Following the fire, the Bank Buildings will likely be added to that list in the coming weeks.
This weekend about 300 historical buildings will open their doors, for free, as part of European Heritage Open Days.
These have been running in Northern Ireland for more than 20 years and Iain Greenway, director of historic environment in the Department for Communities, said they would continue even after the hardest of Brexits.
"There are 53 other counties around Europe doing European Heritage Open Days this weekend," he said.
"Our neighbours in the south choose to do it on a different weekend, but there is absolutely no risk of it coming to a close.
"People love it and turn out in their tens of thousands."
Mr Greenway's currently department allocates about £860,000 a year to the Historic Environment Fund.
The fund aims to conserve heritage assets, as well as increase knowledge about the historic environment.
The top end of allocations for restorations is £50,000 and this year, 45 projects are hoping to secure funding.
With the restoration of Bank Buildings expected to run into millions of pounds, Mr Greenway admitted there was a funding shortfall.

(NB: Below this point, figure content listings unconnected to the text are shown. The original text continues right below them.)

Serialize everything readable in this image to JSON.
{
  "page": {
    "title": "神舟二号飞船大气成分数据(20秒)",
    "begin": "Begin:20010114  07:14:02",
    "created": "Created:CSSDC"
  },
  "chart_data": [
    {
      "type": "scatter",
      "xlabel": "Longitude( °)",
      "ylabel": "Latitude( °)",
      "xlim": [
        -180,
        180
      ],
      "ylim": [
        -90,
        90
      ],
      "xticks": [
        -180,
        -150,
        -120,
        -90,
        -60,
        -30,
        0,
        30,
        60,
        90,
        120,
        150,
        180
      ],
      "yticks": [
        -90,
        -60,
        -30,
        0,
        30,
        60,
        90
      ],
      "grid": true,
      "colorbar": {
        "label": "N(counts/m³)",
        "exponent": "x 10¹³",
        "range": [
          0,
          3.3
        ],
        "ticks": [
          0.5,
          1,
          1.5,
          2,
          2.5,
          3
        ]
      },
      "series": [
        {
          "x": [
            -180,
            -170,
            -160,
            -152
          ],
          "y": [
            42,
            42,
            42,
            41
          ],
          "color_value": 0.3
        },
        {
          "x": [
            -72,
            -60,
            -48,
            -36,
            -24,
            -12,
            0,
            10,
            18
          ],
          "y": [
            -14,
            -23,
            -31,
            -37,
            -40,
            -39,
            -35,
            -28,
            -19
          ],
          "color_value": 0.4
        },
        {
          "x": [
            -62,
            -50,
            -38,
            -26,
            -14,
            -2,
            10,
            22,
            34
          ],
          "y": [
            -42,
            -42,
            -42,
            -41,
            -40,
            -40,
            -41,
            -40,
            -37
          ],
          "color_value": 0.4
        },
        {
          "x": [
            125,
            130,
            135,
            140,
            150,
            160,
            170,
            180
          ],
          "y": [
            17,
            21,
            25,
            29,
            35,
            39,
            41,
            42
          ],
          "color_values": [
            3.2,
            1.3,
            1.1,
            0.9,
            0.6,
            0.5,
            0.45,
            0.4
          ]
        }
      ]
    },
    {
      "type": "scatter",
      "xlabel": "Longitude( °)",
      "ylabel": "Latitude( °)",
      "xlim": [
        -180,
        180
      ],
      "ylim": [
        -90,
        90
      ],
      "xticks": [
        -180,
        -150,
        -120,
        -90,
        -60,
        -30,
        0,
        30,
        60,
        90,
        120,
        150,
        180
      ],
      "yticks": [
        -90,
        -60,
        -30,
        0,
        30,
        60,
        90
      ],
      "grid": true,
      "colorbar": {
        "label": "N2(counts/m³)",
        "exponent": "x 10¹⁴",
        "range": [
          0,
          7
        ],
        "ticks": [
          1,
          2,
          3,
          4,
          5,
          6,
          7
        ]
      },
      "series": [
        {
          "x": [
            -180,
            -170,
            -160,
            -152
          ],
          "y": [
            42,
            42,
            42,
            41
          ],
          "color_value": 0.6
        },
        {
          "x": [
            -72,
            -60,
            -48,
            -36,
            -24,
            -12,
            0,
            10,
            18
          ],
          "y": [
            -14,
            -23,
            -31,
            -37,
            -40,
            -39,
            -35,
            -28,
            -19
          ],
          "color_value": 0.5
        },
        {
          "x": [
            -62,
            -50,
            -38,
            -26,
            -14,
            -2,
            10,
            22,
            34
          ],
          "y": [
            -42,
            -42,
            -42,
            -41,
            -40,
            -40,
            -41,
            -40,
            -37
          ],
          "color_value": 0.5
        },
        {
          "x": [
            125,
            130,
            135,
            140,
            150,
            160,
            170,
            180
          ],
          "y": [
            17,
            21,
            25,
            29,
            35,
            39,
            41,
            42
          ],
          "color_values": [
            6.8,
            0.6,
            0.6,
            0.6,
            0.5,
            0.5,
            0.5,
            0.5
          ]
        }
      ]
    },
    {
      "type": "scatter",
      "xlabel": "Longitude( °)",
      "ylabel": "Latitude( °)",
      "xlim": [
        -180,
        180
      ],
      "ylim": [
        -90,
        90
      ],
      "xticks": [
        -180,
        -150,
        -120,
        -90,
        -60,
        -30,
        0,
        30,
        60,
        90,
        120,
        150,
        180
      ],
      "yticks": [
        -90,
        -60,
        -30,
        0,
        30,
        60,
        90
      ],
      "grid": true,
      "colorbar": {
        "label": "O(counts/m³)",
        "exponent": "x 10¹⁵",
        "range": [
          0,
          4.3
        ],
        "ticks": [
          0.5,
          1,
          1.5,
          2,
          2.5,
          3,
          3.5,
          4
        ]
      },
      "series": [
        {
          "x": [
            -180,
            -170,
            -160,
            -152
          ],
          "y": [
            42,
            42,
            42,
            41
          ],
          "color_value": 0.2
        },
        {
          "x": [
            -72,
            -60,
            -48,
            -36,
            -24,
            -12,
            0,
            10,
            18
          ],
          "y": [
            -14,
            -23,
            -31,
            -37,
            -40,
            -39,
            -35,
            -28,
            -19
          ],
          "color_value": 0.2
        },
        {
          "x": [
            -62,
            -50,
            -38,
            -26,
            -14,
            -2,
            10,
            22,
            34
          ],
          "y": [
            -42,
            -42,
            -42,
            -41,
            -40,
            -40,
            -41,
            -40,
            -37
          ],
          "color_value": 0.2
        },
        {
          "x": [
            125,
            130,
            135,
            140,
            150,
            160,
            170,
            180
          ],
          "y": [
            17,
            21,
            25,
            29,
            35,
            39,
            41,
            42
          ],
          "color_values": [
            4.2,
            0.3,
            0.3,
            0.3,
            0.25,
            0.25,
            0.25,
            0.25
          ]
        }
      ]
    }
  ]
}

"The Historic Environment Fund is about dealing with the extra cost of heritage repairs - for example authentic sash windows instead of plastic windows, things that make the places remain true to what they are," he said.
"It wasn't about the cost of repair or rebuilding. Now we are talking in the Department for Communities about how we make places. Heritage is a key part of that.
"We've had 45 applications for the repair element of the HEF. The amount of money is quite small and we are currently assessing those applications."
Despite such constraints, historic buildings continue to find new uses.
For example, the multi-million pound refurbishment of Killeavy Castle in south Armagh is taking a grade A listed structure off the at-risk register and transforming it in to a spa hotel.
And in Belfast, restoration work on Rosetta Cottages is expected to be completed in weeks, with residents moving in a short time later.
But the public is hungry for more.
In Warrenpoint, as in many other towns, campaigners want to see more made of their built heritage.
On the edge of the town, Narrow Water Keep sits at the mouth of Carlingford Lough.
It currently opens during the summer season and will also be open this weekend to mark European Heritage Open Day.
But Bill Reilly, of Warrenpoint Heritage Development Committee, wants to see the castle open all year. He also wants its sparse interior transformed into a living museum.
"This would attract more visitors and allow them to see what life was like from a real perspective, furnished exactly has it would have been in the 17th Century," he said.
"The open days showcase what could be done, not just here, but right around this coast - from Dundrum Castle, to Greencastle to Narrow Water."
Delivering projects of this nature will take time, money and patience - three things that were required to build them in the first place.